A jet of water is projected at an angle $\theta ={45}^{\circ }$ with the horizontal from a point which is at a distance of $x=15\text{m}$ from a vertical wall as shown in the figure. If the speed of projection is $10\sqrt{2}\text{m/s}$, find out the height from ground at which the water jet strikes vertical wall.
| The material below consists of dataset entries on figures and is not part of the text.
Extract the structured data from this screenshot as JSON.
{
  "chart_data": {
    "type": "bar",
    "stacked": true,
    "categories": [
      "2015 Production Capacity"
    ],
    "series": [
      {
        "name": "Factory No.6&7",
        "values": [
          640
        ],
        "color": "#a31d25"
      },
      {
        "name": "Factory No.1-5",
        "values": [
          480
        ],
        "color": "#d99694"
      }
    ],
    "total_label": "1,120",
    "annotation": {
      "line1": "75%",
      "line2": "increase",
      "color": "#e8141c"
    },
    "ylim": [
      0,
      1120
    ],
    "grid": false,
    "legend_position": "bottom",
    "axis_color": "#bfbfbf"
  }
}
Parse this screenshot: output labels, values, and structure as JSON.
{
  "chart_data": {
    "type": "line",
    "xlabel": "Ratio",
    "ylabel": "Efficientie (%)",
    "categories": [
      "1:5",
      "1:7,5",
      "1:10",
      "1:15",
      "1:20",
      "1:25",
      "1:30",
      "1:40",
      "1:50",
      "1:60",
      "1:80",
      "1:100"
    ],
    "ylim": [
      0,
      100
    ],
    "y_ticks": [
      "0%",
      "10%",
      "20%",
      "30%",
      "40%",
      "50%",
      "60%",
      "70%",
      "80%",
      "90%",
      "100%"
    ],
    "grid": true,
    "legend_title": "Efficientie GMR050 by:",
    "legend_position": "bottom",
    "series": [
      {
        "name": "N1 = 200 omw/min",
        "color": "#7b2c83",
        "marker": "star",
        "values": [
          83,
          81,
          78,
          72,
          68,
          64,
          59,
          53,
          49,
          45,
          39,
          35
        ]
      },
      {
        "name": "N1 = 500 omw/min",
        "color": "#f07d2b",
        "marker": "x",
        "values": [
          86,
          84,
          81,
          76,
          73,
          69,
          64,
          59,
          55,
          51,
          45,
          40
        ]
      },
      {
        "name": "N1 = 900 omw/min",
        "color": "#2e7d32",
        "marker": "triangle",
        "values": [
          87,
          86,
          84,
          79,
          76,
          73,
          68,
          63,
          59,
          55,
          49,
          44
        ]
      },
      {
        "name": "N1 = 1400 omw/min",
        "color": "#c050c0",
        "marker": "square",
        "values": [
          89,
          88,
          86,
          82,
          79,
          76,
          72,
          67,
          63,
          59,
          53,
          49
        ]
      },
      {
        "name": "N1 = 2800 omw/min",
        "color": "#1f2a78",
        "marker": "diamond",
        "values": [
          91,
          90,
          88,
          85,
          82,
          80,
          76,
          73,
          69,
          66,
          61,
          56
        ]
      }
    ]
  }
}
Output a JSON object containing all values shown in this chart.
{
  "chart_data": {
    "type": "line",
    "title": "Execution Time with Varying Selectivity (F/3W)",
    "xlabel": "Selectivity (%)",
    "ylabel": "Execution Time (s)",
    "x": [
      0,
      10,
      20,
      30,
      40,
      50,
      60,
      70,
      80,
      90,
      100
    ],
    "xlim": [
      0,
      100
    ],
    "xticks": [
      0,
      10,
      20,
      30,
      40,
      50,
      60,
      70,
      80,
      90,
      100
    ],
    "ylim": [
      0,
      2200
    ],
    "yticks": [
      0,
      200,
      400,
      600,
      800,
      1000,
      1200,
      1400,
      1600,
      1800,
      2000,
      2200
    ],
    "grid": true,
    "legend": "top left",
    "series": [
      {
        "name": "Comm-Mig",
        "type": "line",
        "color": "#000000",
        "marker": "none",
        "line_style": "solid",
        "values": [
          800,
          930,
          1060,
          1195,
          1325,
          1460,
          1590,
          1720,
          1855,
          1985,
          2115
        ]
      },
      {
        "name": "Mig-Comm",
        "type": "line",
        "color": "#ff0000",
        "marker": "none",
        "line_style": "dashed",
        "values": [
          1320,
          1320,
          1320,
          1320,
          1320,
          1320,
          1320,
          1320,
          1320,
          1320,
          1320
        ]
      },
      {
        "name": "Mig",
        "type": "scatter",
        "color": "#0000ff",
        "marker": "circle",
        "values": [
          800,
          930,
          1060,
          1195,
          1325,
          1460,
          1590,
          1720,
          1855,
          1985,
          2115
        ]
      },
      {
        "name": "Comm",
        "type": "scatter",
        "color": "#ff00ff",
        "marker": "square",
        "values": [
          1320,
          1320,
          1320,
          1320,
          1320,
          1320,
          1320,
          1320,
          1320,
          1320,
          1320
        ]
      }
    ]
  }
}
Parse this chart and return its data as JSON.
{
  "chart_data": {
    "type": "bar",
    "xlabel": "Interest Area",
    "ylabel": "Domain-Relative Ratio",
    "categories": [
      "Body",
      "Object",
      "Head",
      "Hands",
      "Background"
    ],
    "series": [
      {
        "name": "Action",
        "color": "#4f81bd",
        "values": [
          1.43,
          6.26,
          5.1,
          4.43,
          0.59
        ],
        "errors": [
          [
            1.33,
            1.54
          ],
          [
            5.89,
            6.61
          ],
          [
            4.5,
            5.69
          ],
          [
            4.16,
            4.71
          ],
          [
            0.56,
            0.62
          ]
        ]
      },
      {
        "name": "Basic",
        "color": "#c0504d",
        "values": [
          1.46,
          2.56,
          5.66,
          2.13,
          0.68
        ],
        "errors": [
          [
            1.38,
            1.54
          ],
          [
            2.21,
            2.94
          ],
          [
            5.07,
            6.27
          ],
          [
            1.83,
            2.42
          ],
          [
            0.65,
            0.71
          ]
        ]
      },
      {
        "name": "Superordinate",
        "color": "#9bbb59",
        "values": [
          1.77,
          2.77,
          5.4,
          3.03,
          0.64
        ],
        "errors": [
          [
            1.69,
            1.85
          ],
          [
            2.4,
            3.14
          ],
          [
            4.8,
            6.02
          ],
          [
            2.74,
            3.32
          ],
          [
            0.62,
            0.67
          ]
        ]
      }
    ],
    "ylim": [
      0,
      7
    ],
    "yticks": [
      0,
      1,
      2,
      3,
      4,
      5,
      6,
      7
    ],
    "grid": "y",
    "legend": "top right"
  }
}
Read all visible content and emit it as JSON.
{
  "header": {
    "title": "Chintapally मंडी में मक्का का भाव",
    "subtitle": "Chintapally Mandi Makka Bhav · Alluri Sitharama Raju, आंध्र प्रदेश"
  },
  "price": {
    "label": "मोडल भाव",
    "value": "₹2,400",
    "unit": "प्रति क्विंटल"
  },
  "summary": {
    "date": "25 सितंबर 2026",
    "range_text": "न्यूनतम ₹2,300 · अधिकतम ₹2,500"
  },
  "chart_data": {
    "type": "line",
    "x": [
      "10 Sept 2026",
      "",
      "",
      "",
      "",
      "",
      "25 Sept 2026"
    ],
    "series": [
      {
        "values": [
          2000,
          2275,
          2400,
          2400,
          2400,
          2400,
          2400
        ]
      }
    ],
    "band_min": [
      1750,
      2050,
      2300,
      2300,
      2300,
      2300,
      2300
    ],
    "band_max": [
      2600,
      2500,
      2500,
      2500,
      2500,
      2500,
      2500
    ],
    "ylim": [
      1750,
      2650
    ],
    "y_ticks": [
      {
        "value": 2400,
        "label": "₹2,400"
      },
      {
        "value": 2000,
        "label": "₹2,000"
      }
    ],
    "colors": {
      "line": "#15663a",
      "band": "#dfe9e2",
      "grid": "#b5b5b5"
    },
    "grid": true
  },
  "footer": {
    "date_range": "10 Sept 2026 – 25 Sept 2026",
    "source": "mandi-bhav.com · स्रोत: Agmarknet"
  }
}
Take $g=10{\text{m/s}}^2$

• A. $5\text{m}$
• B. $3.75\text{m}$
• C. $7.5\text{m}$
• D. $2.5\text{m}$

Answer 1

The correct option is B $3.75\text{m}$

From the equation of trajectory for a projectile, projected at an angle $\theta$ from horizontal :
$y=x\tan \theta -\frac{1}{2}\frac{g{x}^2}{u^2{\cos }^2\theta }.........\left(i\right)$
where;
$y=$displacement in y-direction
$x=$displacement in x-direction
$\theta ={45}^{\circ }$, $g=10{\text{m/s}}^2,u=10\sqrt{2}\text{m/s}$
When the water jet strikes the vertical wall $x=15\text{m}$, putting the value in equation $\left(i\right)$:
$y=15\tan {45}^{\circ }-\frac{1}{2}\times \frac{10\times {15}^2}{(10\sqrt{2}{)}^2\times (\frac{1}{2})}$
$\Rightarrow y=15-11.25$
$\therefore y=3.75\text{m}$
The displacement in y-direction represent the vertical distance of jet from ground.